Universal unemployment? Your check is in the mail. Part 2
August 2, 2016
By Gonzalo López Martí – Creative director, etc / LMMiami.com
- You probably heard the story about that dialogue, possibly apocryphal, between Henry Ford II and the leader of the automobile workers union, Walter Reuther.
- The two men were visiting a plant and checking out at some new robotic equipment put in place to automatize Ford’s assembly line.
- -Henry Ford II: Walter, how are you going to get those robots to pay your union dues?
- -Walter Reuther: Henry, how are you going to get them to buy your cars?
- To solve this increasingly ominous problem, a lot of experts in the field of economic policy are advocating for universal unemployment benefits.
- Yes, a living stipend for everyone.
- A salary simply for being a living, breathing human being.
- Why?
- Cuz, when and if automatization and robotization pulverizes most jobs as we know them, humanity will still need shelter and food.
- According to the Protestant worldview that has ruled our planet for the last century or so (at least the Western part of the planet) material success in life is proof of a righteous soul and a consequence of hard work.
- Protestantism, to some extent, has also begotten the “winner takes all” logic of many modern societies.
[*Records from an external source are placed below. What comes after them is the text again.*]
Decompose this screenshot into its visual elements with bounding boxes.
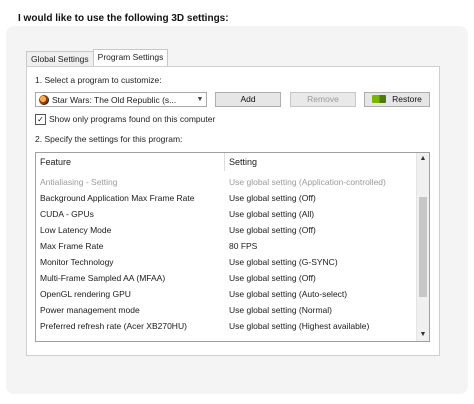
feature-cell: CUDA - GPUs — [40, 209, 94, 219]
setting-cell: Use global setting (Highest available) — [229, 321, 370, 331]
game-icon — [39, 94, 49, 105]
page-heading: I would like to use the following 3D set… — [18, 13, 229, 24]
table-row[interactable]: Low Latency Mode Use global setting (Off… — [36, 223, 417, 238]
nvidia-control-panel-screenshot: I would like to use the following 3D set… — [0, 0, 474, 404]
vertical-scrollbar[interactable]: ▲ ▼ — [416, 153, 429, 341]
tab-global-settings[interactable]: Global Settings — [26, 51, 94, 66]
feature-cell: Background Application Max Frame Rate — [40, 193, 195, 203]
table-row[interactable]: Antialiasing - Setting Use global settin… — [36, 175, 417, 190]
scroll-down-icon[interactable]: ▼ — [417, 329, 429, 341]
feature-cell: Power management mode — [40, 305, 140, 315]
program-settings-panel: 1. Select a program to customize: Star W… — [26, 66, 440, 356]
table-row[interactable]: Power management mode Use global setting… — [36, 303, 417, 318]
chevron-down-icon[interactable]: ▼ — [194, 96, 206, 103]
scrollbar-thumb[interactable] — [419, 197, 427, 297]
tab-bar: Global Settings Program Settings — [26, 49, 169, 66]
setting-cell: Use global setting (Normal) — [229, 305, 332, 315]
table-row[interactable]: Max Frame Rate 80 FPS — [36, 239, 417, 254]
setting-cell: Use global setting (G-SYNC) — [229, 257, 338, 267]
program-select[interactable]: Star Wars: The Old Republic (s... ▼ — [35, 92, 207, 107]
remove-button[interactable]: Remove — [290, 92, 356, 107]
restore-label: Restore — [392, 94, 422, 104]
program-select-value: Star Wars: The Old Republic (s... — [52, 94, 177, 105]
feature-cell: Antialiasing - Setting — [40, 177, 118, 187]
restore-button[interactable]: Restore — [364, 92, 430, 107]
column-header-feature[interactable]: Feature — [40, 157, 226, 167]
table-row[interactable]: OpenGL rendering GPU Use global setting … — [36, 287, 417, 302]
setting-cell: Use global setting (All) — [229, 209, 315, 219]
step1-label: 1. Select a program to customize: — [35, 75, 162, 85]
table-row[interactable]: Preferred refresh rate (Acer XB270HU) Us… — [36, 319, 417, 334]
nvidia-logo-icon — [372, 95, 387, 103]
column-divider — [224, 153, 225, 171]
step2-label: 2. Specify the settings for this program… — [35, 134, 183, 144]
show-only-checkbox[interactable]: ✓ — [35, 114, 46, 125]
setting-cell: Use global setting (Auto-select) — [229, 289, 348, 299]
table-row[interactable]: Monitor Technology Use global setting (G… — [36, 255, 417, 270]
column-header-setting[interactable]: Setting — [229, 157, 415, 167]
table-row[interactable]: CUDA - GPUs Use global setting (All) — [36, 207, 417, 222]
feature-cell: Max Frame Rate — [40, 241, 104, 251]
settings-list: Feature Setting Antialiasing - Setting U… — [35, 152, 430, 342]
setting-cell: 80 FPS — [229, 241, 258, 251]
feature-cell: Multi-Frame Sampled AA (MFAA) — [40, 273, 166, 283]
feature-cell: Low Latency Mode — [40, 225, 112, 235]
setting-cell: Use global setting (Off) — [229, 225, 316, 235]
table-row[interactable]: Multi-Frame Sampled AA (MFAA) Use global… — [36, 271, 417, 286]
table-row[interactable]: Background Application Max Frame Rate Us… — [36, 191, 417, 206]
tab-program-settings[interactable]: Program Settings — [92, 49, 169, 66]
setting-cell: Use global setting (Off) — [229, 193, 316, 203]
feature-cell: Preferred refresh rate (Acer XB270HU) — [40, 321, 187, 331]
add-button[interactable]: Add — [215, 92, 281, 107]
setting-cell: Use global setting (Application-controll… — [229, 177, 386, 187]
list-header: Feature Setting — [36, 153, 417, 171]
scroll-up-icon[interactable]: ▲ — [417, 153, 429, 165]
feature-cell: OpenGL rendering GPU — [40, 289, 131, 299]
show-only-label: Show only programs found on this compute… — [49, 114, 216, 124]
setting-cell: Use global setting (Off) — [229, 273, 316, 283]
feature-cell: Monitor Technology — [40, 257, 114, 267]
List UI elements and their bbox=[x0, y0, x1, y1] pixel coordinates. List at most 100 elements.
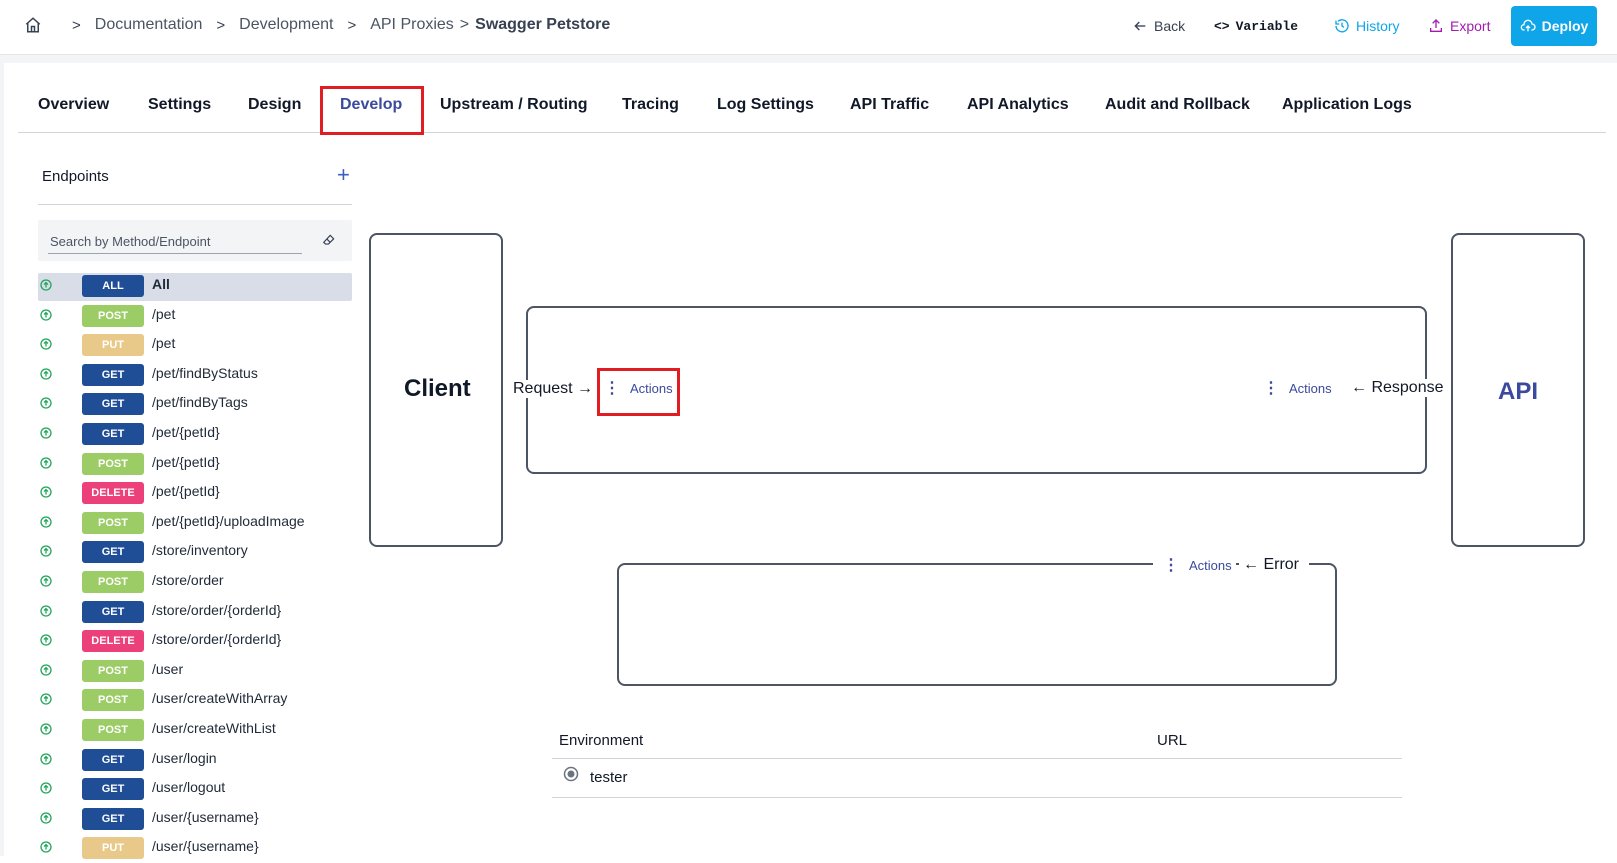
tab-api-analytics[interactable]: API Analytics bbox=[967, 96, 1069, 114]
arrow-up-circle-icon bbox=[40, 279, 52, 291]
column-header-url: URL bbox=[1157, 732, 1188, 749]
method-badge: GET bbox=[82, 601, 144, 623]
endpoint-row[interactable]: POST/store/order bbox=[38, 569, 352, 597]
tab-upstream-routing[interactable]: Upstream / Routing bbox=[440, 96, 588, 114]
search-input[interactable] bbox=[48, 229, 302, 254]
breadcrumb-separator: > bbox=[459, 16, 470, 33]
kebab-icon: ⋮ bbox=[1263, 380, 1279, 397]
method-badge: POST bbox=[82, 689, 144, 711]
radio-button[interactable] bbox=[563, 766, 579, 782]
arrow-up-circle-icon bbox=[40, 664, 52, 676]
endpoint-row[interactable]: POST/pet bbox=[38, 303, 352, 331]
tab-api-traffic[interactable]: API Traffic bbox=[850, 96, 929, 114]
arrow-up-circle-icon bbox=[40, 605, 52, 617]
method-badge: GET bbox=[82, 749, 144, 771]
arrow-up-circle-icon bbox=[40, 753, 52, 765]
endpoint-path: /pet bbox=[152, 306, 176, 322]
error-label: ← Error bbox=[1239, 556, 1309, 574]
endpoint-path: /store/order/{orderId} bbox=[152, 631, 282, 647]
endpoint-path: /user/logout bbox=[152, 779, 226, 795]
export-button[interactable]: Export bbox=[1428, 14, 1490, 38]
endpoint-row[interactable]: PUT/user/{username} bbox=[38, 835, 352, 863]
endpoint-path: /store/order/{orderId} bbox=[152, 602, 282, 618]
table-header: Environment URL bbox=[552, 725, 1402, 759]
eraser-icon[interactable] bbox=[322, 233, 336, 247]
breadcrumb-item[interactable]: API Proxies bbox=[370, 16, 454, 34]
endpoint-row[interactable]: GET/user/{username} bbox=[38, 806, 352, 834]
endpoint-row[interactable]: GET/store/order/{orderId} bbox=[38, 599, 352, 627]
environment-name: tester bbox=[590, 769, 628, 786]
table-row[interactable]: tester bbox=[552, 759, 1402, 798]
breadcrumb-item[interactable]: Development bbox=[239, 16, 333, 34]
endpoint-path: /pet/{petId}/uploadImage bbox=[152, 513, 305, 529]
endpoint-row[interactable]: GET/pet/{petId} bbox=[38, 421, 352, 449]
arrow-up-circle-icon bbox=[40, 338, 52, 350]
method-badge: GET bbox=[82, 393, 144, 415]
chevron-right-icon: > bbox=[72, 16, 81, 34]
endpoint-path: /user/{username} bbox=[152, 809, 259, 825]
arrow-up-circle-icon bbox=[40, 309, 52, 321]
breadcrumb-item[interactable]: Documentation bbox=[95, 16, 203, 34]
endpoint-path: /pet/findByTags bbox=[152, 394, 248, 410]
variable-button[interactable]: <> Variable bbox=[1214, 14, 1298, 38]
endpoint-row[interactable]: ALL All bbox=[38, 273, 352, 301]
endpoint-row[interactable]: GET/store/inventory bbox=[38, 539, 352, 567]
endpoint-path: /user bbox=[152, 661, 184, 677]
tab-overview[interactable]: Overview bbox=[38, 96, 109, 114]
arrow-up-circle-icon bbox=[40, 427, 52, 439]
tab-tracing[interactable]: Tracing bbox=[622, 96, 679, 114]
endpoint-row[interactable]: DELETE/pet/{petId} bbox=[38, 480, 352, 508]
endpoint-path: /user/{username} bbox=[152, 838, 259, 854]
method-badge: GET bbox=[82, 778, 144, 800]
method-badge: GET bbox=[82, 808, 144, 830]
tab-settings[interactable]: Settings bbox=[148, 96, 211, 114]
endpoint-row[interactable]: DELETE/store/order/{orderId} bbox=[38, 628, 352, 656]
deploy-button[interactable]: Deploy bbox=[1511, 6, 1597, 46]
arrow-up-circle-icon bbox=[40, 782, 52, 794]
endpoint-path: /pet/{petId} bbox=[152, 454, 220, 470]
endpoint-path: /pet/findByStatus bbox=[152, 365, 258, 381]
method-badge: GET bbox=[82, 541, 144, 563]
arrow-up-circle-icon bbox=[40, 516, 52, 528]
tab-log-settings[interactable]: Log Settings bbox=[717, 96, 814, 114]
tab-design[interactable]: Design bbox=[248, 96, 301, 114]
history-button[interactable]: History bbox=[1334, 14, 1400, 38]
arrow-up-circle-icon bbox=[40, 693, 52, 705]
endpoint-path: /user/createWithList bbox=[152, 720, 276, 736]
method-badge: POST bbox=[82, 305, 144, 327]
arrow-up-circle-icon bbox=[40, 812, 52, 824]
method-badge: POST bbox=[82, 571, 144, 593]
arrow-up-circle-icon bbox=[40, 723, 52, 735]
endpoint-row[interactable]: GET/user/login bbox=[38, 747, 352, 775]
method-badge: DELETE bbox=[82, 630, 144, 652]
arrow-up-circle-icon bbox=[40, 634, 52, 646]
plus-icon[interactable]: + bbox=[337, 164, 350, 186]
endpoint-row[interactable]: POST/user bbox=[38, 658, 352, 686]
top-header: > Documentation > Development > API Prox… bbox=[0, 0, 1617, 55]
endpoint-row[interactable]: POST/pet/{petId} bbox=[38, 451, 352, 479]
arrow-up-circle-icon bbox=[40, 486, 52, 498]
endpoint-row[interactable]: GET/pet/findByTags bbox=[38, 391, 352, 419]
history-icon bbox=[1335, 19, 1349, 33]
tab-audit-and-rollback[interactable]: Audit and Rollback bbox=[1105, 96, 1250, 114]
upload-icon bbox=[1430, 19, 1442, 32]
tab-application-logs[interactable]: Application Logs bbox=[1282, 96, 1412, 114]
endpoint-row[interactable]: POST/user/createWithArray bbox=[38, 687, 352, 715]
method-badge: DELETE bbox=[82, 482, 144, 504]
method-badge: POST bbox=[82, 660, 144, 682]
endpoint-row[interactable]: POST/user/createWithList bbox=[38, 717, 352, 745]
arrow-up-circle-icon bbox=[40, 575, 52, 587]
response-actions-button[interactable]: ⋮ Actions bbox=[1259, 380, 1336, 397]
endpoint-row[interactable]: GET/pet/findByStatus bbox=[38, 362, 352, 390]
endpoint-row[interactable]: PUT/pet bbox=[38, 332, 352, 360]
endpoint-path: All bbox=[152, 276, 170, 292]
endpoint-path: /pet/{petId} bbox=[152, 483, 220, 499]
back-button[interactable]: Back bbox=[1132, 14, 1185, 38]
endpoint-row[interactable]: GET/user/logout bbox=[38, 776, 352, 804]
method-badge: POST bbox=[82, 453, 144, 475]
home-icon[interactable] bbox=[24, 16, 42, 34]
error-actions-button[interactable]: ⋮ Actions bbox=[1153, 558, 1236, 574]
breadcrumb-current: Swagger Petstore bbox=[475, 16, 611, 33]
endpoint-row[interactable]: POST/pet/{petId}/uploadImage bbox=[38, 510, 352, 538]
api-label: API bbox=[1498, 378, 1539, 405]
- If school teachers makes $45k a year and a Wall Street or Silicon Valley buccaneer makes 8 figures so be it, it’s supply & demand.
- The paradigm coming our way will call this reality into question big time.
- What will we do when there’s no more work left for human beings to do and only a handful of Zuckerbergs absorb all the wealth?
- Distributism.
- Is Mark Zuckerberg a highly productive creator of value or a lucky guy who hit the jackpot and should share the wealth?
- Is Zuck better than the rest of us or is he just some dude who happened to be at the right place at the right time?
- Oddly enough, these are not really the questions most distributists ask themselves.
- Distributism is not against capitalism nor is it socialism in disguise.
- It is pragmatism.
- In a highly automatized economy with few jobs for human beings, the hypothesis goes, the very few productive individuals will be obliged to subsidize the masses of unproductive ones.
- It’s either that or a dystopian future of global famine.
- Did I say “productive”?
- Change it for “profitable” if it makes you happier.
- My guess is that people in the automatized future will still “work”.
- Only they will do so in seemingly unproductive lines of business.
- Artists, masseuses, trainers, tattoo artists, tattoo removers, therapist and spiritual healers for pets, millions of self-fashioned lifestyle coaches attempting to make a living with YouTube videos.
- The top of the Maslow pyramid.
- Wait.
- Apart from distributism there are other ideas on the table too.
- Zuck’s fellow gazillionaire, Carlos Slim, the richest man in México, a usual presence in the top 5 of Fortune’s annual ranking of personal net worth and certainly no lefty himself, has been loudly advocating as of late for a 4×3 work week.
- Yup: the three-day weekend.
- Mr. Slim believes it might be the only way he will be able to maintain enough people on payroll to keep the economy moving with steady employment for the middle classes.
- A placebo?
- Cheating at solitary?
- Possibly, but it sounds like a clever idea to lower employee productivity while maintaining or increasing payrolls without affecting the bottom line.